Le jeune homme, que le sire de Losse avait placé à sa droite, moins pour lui faire honneur que pour veiller sur lui, rougit et pâlit alternativement; puis, il redressa la tête, croisa les bras et regarda Salaboz avec une dédaigneuse colère.
—Oh! le sot conte qu'on lui a fait là! interrompit encore le sire de Losse tournant les yeux vers son jeune voisin, dont il voyait et comprenait l'irritation. Les huguenots ne m'ont pas requis d'être leur avocat, mais je les crois trop sages, trop bons gardiens de leurs intérêts pour se fourvoyer dans une si ridicule entreprise que d'attaquer le Louvre.—Dites plutôt que vous les croyez trop loyaux sujets du roi pour être capables de le trahir? repartit avec chaleur le jeune homme, offensé d'une calomnie qui semblait avoir été dirigée contre tout le parti protestant, mais qui s'adressait plus particulièrement à lui-même. Capitaine Salaboz, parlez plus honnêtement...—Trêve, messieurs! s'écria d'un ton impérieux le capitaine de Losse, qui se leva, une bouteille à la main. Salaboz, votre verre! et vous, monsieur de Curson, le vôtre? Une santé à tous les bons sujets du roi, de quelque religion qu'ils soient! Buvons, messieurs, à la fin des troubles et à la prospérité de la France!

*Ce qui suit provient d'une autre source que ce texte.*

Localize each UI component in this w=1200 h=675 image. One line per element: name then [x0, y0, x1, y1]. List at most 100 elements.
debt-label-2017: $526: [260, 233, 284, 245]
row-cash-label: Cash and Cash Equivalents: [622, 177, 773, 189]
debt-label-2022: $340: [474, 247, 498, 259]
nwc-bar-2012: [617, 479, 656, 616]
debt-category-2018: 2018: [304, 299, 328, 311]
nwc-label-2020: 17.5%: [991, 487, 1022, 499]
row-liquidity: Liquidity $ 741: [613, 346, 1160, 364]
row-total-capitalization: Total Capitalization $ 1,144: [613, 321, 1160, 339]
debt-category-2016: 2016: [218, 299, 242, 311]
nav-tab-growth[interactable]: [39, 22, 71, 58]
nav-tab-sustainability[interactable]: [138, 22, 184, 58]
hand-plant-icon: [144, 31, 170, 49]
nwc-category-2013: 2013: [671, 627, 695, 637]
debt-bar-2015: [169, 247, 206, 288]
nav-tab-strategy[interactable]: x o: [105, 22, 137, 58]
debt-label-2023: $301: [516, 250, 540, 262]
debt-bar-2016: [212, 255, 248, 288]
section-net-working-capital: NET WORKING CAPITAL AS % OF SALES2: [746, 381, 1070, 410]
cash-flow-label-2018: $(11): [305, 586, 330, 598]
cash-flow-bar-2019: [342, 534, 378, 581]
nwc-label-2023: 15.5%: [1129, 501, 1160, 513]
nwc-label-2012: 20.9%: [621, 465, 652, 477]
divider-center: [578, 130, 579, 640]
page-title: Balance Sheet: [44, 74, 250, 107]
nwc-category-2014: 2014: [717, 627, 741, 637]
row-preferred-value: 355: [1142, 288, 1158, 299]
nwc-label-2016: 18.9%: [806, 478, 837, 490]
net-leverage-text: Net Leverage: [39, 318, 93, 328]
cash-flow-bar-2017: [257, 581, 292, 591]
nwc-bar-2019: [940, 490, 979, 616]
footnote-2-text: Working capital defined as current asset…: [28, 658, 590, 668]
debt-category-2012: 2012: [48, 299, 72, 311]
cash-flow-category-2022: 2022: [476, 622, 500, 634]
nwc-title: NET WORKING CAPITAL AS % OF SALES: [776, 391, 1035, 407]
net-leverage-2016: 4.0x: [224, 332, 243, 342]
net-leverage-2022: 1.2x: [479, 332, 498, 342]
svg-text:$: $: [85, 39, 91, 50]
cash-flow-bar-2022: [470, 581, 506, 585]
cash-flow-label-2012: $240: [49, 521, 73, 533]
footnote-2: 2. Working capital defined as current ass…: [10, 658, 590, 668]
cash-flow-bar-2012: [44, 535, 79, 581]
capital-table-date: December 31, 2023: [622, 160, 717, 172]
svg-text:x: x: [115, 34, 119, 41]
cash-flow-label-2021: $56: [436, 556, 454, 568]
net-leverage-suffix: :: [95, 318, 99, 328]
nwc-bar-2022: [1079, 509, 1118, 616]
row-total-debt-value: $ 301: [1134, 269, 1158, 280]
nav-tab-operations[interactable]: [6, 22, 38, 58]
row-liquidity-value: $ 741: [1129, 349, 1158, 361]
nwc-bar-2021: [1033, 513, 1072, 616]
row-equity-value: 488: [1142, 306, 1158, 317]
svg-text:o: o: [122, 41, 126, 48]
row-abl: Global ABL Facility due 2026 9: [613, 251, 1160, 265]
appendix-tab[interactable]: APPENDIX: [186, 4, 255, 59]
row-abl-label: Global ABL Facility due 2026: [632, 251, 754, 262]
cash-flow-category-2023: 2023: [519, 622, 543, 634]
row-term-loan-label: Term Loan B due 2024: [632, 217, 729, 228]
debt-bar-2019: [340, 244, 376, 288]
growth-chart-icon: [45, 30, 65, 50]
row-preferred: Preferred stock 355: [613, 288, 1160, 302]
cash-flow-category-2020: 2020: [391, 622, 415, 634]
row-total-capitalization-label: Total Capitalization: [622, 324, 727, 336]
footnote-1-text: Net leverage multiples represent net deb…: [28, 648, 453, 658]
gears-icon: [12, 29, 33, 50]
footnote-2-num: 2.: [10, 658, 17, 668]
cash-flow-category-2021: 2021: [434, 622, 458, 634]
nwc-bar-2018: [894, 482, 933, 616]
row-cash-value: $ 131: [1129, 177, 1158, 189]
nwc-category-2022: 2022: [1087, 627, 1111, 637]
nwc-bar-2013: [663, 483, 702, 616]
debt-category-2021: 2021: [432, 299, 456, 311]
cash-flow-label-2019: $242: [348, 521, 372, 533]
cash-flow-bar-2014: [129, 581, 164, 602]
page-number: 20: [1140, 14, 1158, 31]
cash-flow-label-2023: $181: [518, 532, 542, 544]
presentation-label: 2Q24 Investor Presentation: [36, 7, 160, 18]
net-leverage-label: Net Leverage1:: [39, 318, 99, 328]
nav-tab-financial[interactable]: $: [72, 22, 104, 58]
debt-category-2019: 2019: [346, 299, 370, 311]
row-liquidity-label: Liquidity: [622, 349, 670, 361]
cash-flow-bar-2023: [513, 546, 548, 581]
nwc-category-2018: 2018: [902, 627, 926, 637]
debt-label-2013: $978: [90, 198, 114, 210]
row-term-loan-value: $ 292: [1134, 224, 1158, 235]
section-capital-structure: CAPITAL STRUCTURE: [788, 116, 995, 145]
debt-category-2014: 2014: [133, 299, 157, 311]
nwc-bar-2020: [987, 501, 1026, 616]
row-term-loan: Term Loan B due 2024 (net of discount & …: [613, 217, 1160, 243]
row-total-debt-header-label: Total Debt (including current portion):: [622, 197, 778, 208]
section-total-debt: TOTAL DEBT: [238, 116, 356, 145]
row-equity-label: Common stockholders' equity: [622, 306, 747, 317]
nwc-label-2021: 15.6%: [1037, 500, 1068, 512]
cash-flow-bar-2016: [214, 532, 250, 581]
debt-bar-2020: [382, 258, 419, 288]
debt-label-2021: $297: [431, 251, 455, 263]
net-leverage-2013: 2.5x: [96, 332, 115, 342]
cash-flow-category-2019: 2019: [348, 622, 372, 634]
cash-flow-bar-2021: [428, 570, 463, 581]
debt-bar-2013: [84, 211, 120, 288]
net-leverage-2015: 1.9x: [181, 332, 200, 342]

Ce toast coupa court à toute explication, et la querelle qui allait s'engager entre Salaboz et M. de Curson, fut étouffée au cliquetis des verres.
Le capitaine Salaboz se remit à boire, en jetant par intervalles un regard fauve et narquois à son jeune antagoniste qui était absorbé par les émotions du jeu.
Chaque joueur avait mis en tas devant soi l'or et l'argent que contenait sa bourse; le sire de Curson était plus riche à lui seul que tous les autres ensemble, quoiqu'il eût déjà contribué, de ses deniers perdus, à former la mise de fonds de ses adversaires, ligués tacitement pour le dépouiller.
Ce gentilhomme, qui perdait avec un calme et une patience dignes du joueur le plus endurci, n'en avait pas moins au plus haut degré la passion du jeu.
Sa physionomie immobile, mais attentive, ses yeux fixes, mais ardents, ses mouvements rares, mais précis et résolus, trahissaient quelque chose de cette passion, aussi dominante chez lui, que si elle eût été invétérée par le temps et par l'habitude.
Il n'avait pourtant pas à se louer des chances du sort, car chaque coup de dés, qu'il suivait d'un air impassible, diminuait, au profit des autres joueurs, le monceau de pièces d'or où il puisait sans cesse, quelquefois avec un sourire d'indifférence.